The two met in Beijing in early April, days after talks between President Xi Jinping and North Korean leader Kim Jong Un in the Chinese capital — the first meeting between the leaders since Kim inherited power from his father Kim Jong Il in 2011.
Wang will be the first Chinese foreign minister to visit the North since 2007, a lapse that highlights the rough patch that relations between the Cold War-era allies have gone through in recent years.
Then then-premier Wen Jiabao visited Pyongyang in 2009.
China has supported a series of United Nations sanctions against the North over its nuclear weapons programme.
But Beijing is likely eager to avoid being marginalised in the wave of diplomacy that led to last Friday’s historic summit between Kim and the South’s President Moon Jae-in.
Kim is expected to meet US President Donald Trump in the coming weeks at a time and place that have yet to be announced.
The North Korean leader has also invited Xi to visit Pyongyang but no date has been set yet.
“The Chinese are undoubtedly eager to hear what Kim Jong Un’s plan is for his meeting with Donald Trump,” Bonnie Glaser, China specialist at the Washington-based Center for Strategic and International Studies, told AFP.
“It is also possible that Wang Yi is in Pyongyang to advance Xi’s visit to North Korea,” Glaser said, adding there were rumours this could happen before Trump’s meeting with Kim.
At their summit in the Demilitarized Zone, Kim and Moon agreed to pursue the complete denuclearisation of the peninsula.
They also decided to seek a peace treaty by the end of the year and hold talks with the United States, and possibly China, to achieve it.
The Korean War, in which China fought on the North’s side, ended in 1953 with an armistice rather than a peace treaty.
Being left out of peace talks would be unacceptable to Beijing, Glaser said.
“The Chinese want to ensure that they are at the table and have a means to influence the course of events on the peninsula,” she said.
– Test site closing –
While China has supported punitive measures against the North, analysts say it could worry that the diplomatic thaw may lead to a deal between Pyongyang and Washington that is not in its interests.
A divided Korea has played in its favour as the North serves as a buffer from the South, where US troops are stationed.
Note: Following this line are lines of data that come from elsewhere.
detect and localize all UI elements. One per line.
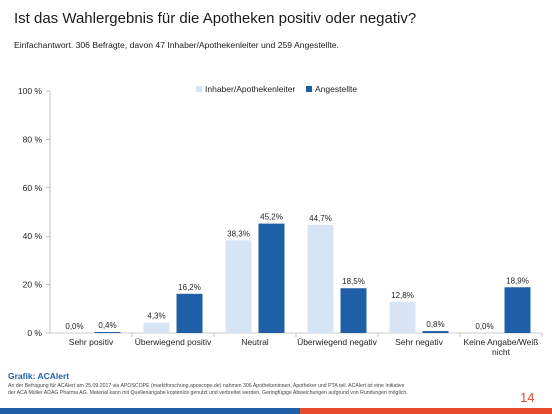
data-label: 0,0% [475,322,493,331]
bar [176,293,203,333]
bar [389,302,416,333]
y-tick-label: 100 % [18,86,43,96]
bar [258,223,285,333]
data-label: 38,3% [227,229,250,238]
x-tick-label: Überwiegend positiv [135,337,212,347]
legend-swatch [306,86,312,92]
x-tick-label: nicht [492,347,511,357]
y-tick-label: 60 % [23,183,43,193]
source-title: Grafik: ACAlert [8,371,70,381]
bar [225,240,252,333]
page-number: 14 [520,390,535,405]
bottom-accent-bar [0,408,552,414]
bar [94,332,121,333]
legend-label: Angestellte [315,84,357,94]
y-tick-label: 20 % [23,280,43,290]
data-label: 16,2% [178,283,201,292]
legend-label: Inhaber/Apothekenleiter [205,84,295,94]
data-label: 0,0% [65,322,83,331]
x-tick-label: Neutral [241,337,269,347]
data-label: 45,2% [260,213,283,222]
x-tick-label: Sehr negativ [395,337,443,347]
bar-chart: 0 % 20 % 40 % 60 % 80 % 100 % 0,0% 0,4% Sehr pos… [18,84,543,357]
source-footer: Grafik: ACAlert An der Befragung für ACA… [8,371,408,397]
data-label: 18,5% [342,277,365,286]
data-label: 12,8% [391,291,414,300]
bottom-bar-red [300,408,552,414]
bar [340,288,367,333]
data-label: 4,3% [147,312,165,321]
data-label: 44,7% [309,214,332,223]
y-tick-label: 40 % [23,231,43,241]
x-tick-label: Sehr positiv [69,337,114,347]
y-tick-label: 80 % [23,134,43,144]
x-tick-label: Überwiegend negativ [297,337,378,347]
bar [307,224,334,333]
data-label: 0,4% [98,321,116,330]
bar [143,322,170,333]
data-label: 0,8% [426,320,444,329]
data-label: 18,9% [506,276,529,285]
x-tick-label: Keine Angabe/Weiß [464,337,539,347]
legend-swatch [196,86,202,92]
source-note: An der Befragung für ACAlert am 25.09.20… [8,383,408,396]
bar [422,331,449,333]
page-title: Ist das Wahlergebnis für die Apotheken p… [14,10,417,27]
page-subtitle: Einfachantwort. 306 Befragte, davon 47 I… [14,40,339,50]
bar [504,287,531,333]
y-tick-label: 0 % [27,328,42,338]
bottom-bar-blue [0,408,300,414]
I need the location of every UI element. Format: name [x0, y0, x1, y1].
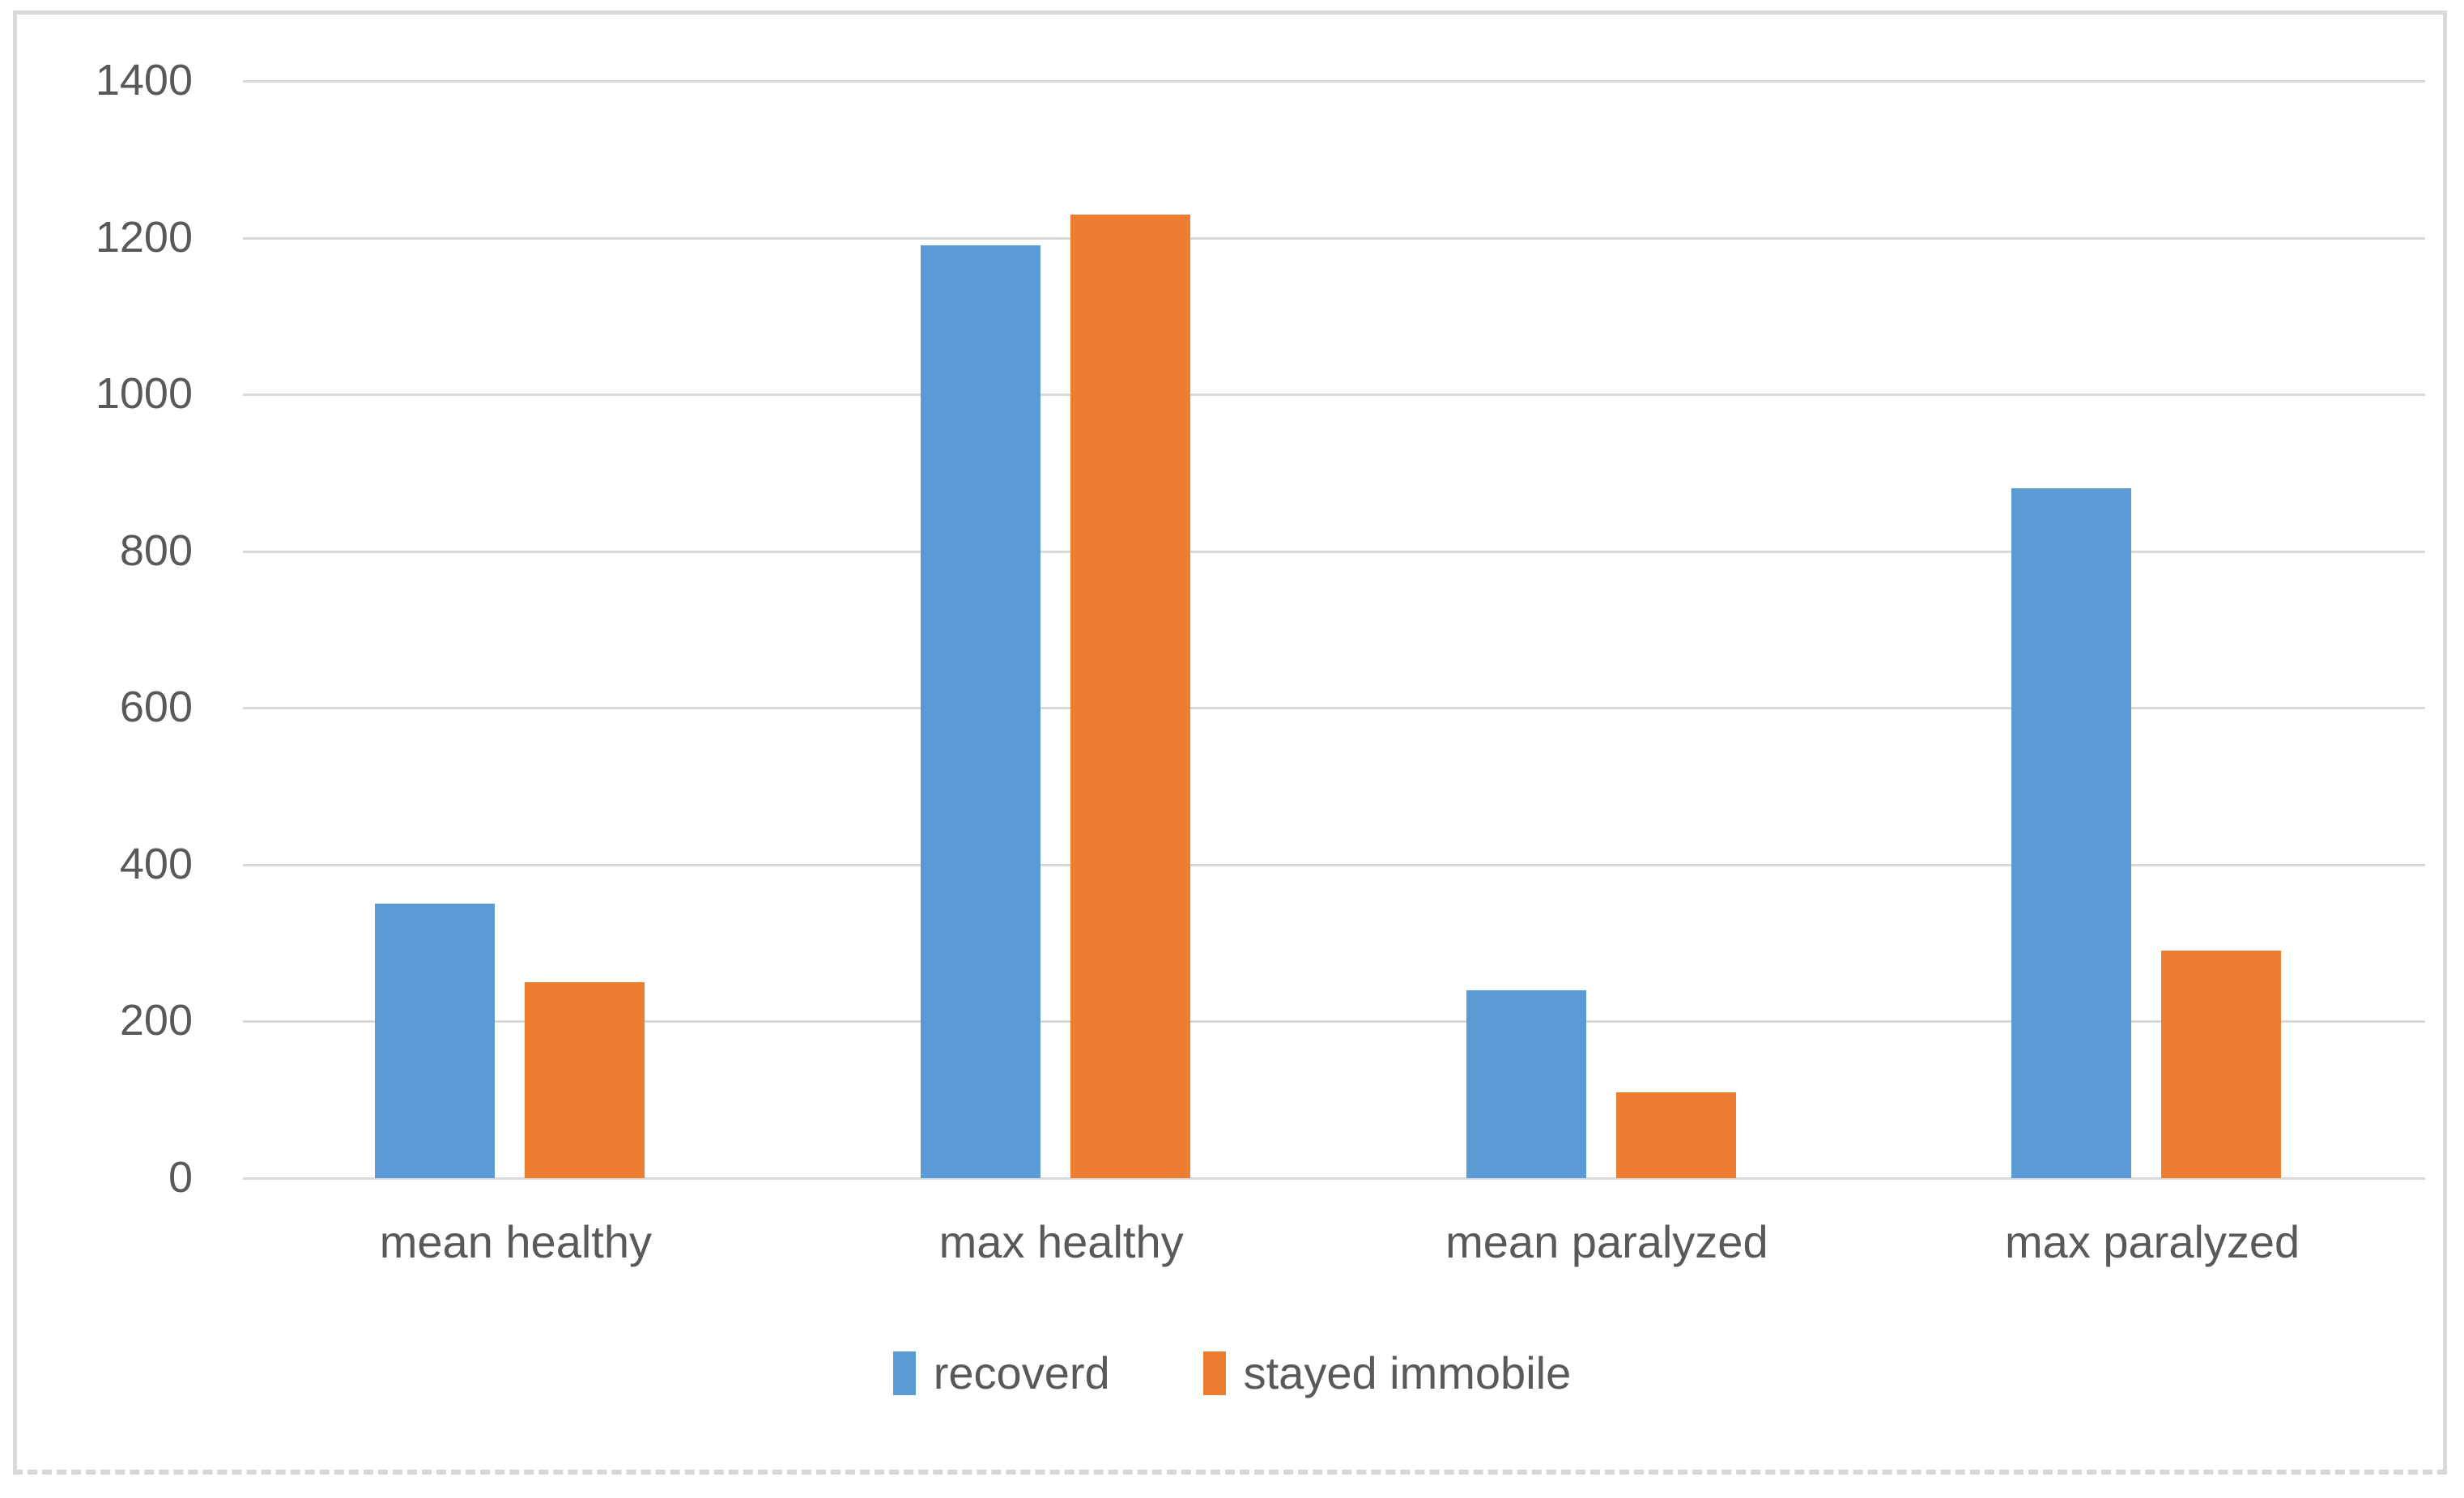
legend-swatch-icon-stayed-immobile — [1202, 1351, 1226, 1395]
y-axis-tick-1200: 1200 — [95, 212, 193, 262]
bar-recoverd-mean-paralyzed — [1466, 989, 1586, 1178]
gridline-1000 — [243, 394, 2425, 397]
y-axis-tick-0: 0 — [168, 1153, 193, 1202]
legend-label-recoverd: recoverd — [933, 1347, 1110, 1398]
gridline-0 — [243, 1177, 2425, 1180]
legend-label-stayed-immobile: stayed immobile — [1243, 1347, 1572, 1398]
y-axis-tick-1000: 1000 — [95, 369, 193, 419]
x-axis-label-mean-paralyzed: mean paralyzed — [1445, 1216, 1768, 1267]
legend-item-stayed-immobile: stayed immobile — [1202, 1347, 1572, 1399]
x-axis-label-max-paralyzed: max paralyzed — [2005, 1216, 2300, 1267]
y-axis-tick-600: 600 — [119, 683, 193, 732]
bar-recoverd-max-healthy — [920, 245, 1040, 1178]
bar-recoverd-mean-healthy — [375, 904, 495, 1178]
bar-stayed-immobile-max-healthy — [1070, 214, 1190, 1178]
gridline-1200 — [243, 236, 2425, 240]
y-axis-tick-400: 400 — [119, 839, 193, 888]
gridline-200 — [243, 1020, 2425, 1023]
legend: recoverd stayed immobile — [0, 1344, 2464, 1402]
legend-item-recoverd: recoverd — [892, 1347, 1110, 1399]
bar-stayed-immobile-max-paralyzed — [2161, 951, 2282, 1178]
gridline-600 — [243, 707, 2425, 710]
bar-stayed-immobile-mean-paralyzed — [1615, 1092, 1736, 1178]
bar-recoverd-max-paralyzed — [2011, 488, 2132, 1178]
legend-swatch-icon-recoverd — [892, 1351, 916, 1395]
gridline-1400 — [243, 80, 2425, 83]
y-axis-tick-1400: 1400 — [95, 56, 193, 104]
y-axis-tick-800: 800 — [119, 526, 193, 575]
bar-stayed-immobile-mean-healthy — [525, 982, 645, 1178]
gridline-800 — [243, 550, 2425, 553]
gridline-400 — [243, 863, 2425, 866]
x-axis-label-mean-healthy: mean healthy — [379, 1216, 652, 1267]
y-axis-tick-200: 200 — [119, 996, 193, 1045]
x-axis-label-max-healthy: max healthy — [938, 1216, 1184, 1267]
Despite recent tensions, China remains the North’s sole major ally and top economic partner.
In the latest major diplomatic announcements, Seoul said Sunday that Pyongyang had promised to shut its nuclear test site within weeks and invite US weapons experts to verify its closure.
Kim also said Pyongyang would have no need for nuclear weapons if it were promised it would not be invaded, according to Seoul.
China has repeatedly proposed that the North suspend its nuclear and missile tests in return for the United States and South Korea halting their joint military exercises.
“Beijing is likely irritated that Kim has ignored China’s ‘freeze for freeze’ proposal,” Glaser said, adding that Kim offered to suspend tests without demanding that the US halt military manoeuvres.
“In addition, Kim has said nothing about the eventual removal of US troops from Korea, which is almost certainly what China hopes for,” Glaser said.
But Hua Po, an independent Chinese political commentator, said Wang’s visit would allow the two countries to coordinate their positions ahead of the Trump-Kim summit.
“Now that North Korea has committed itself (to denuclearisation of the peninsula), China may give priority to lifting some sanctions on North Korea. Wang Yi may address this issue during his visit,” Hua said.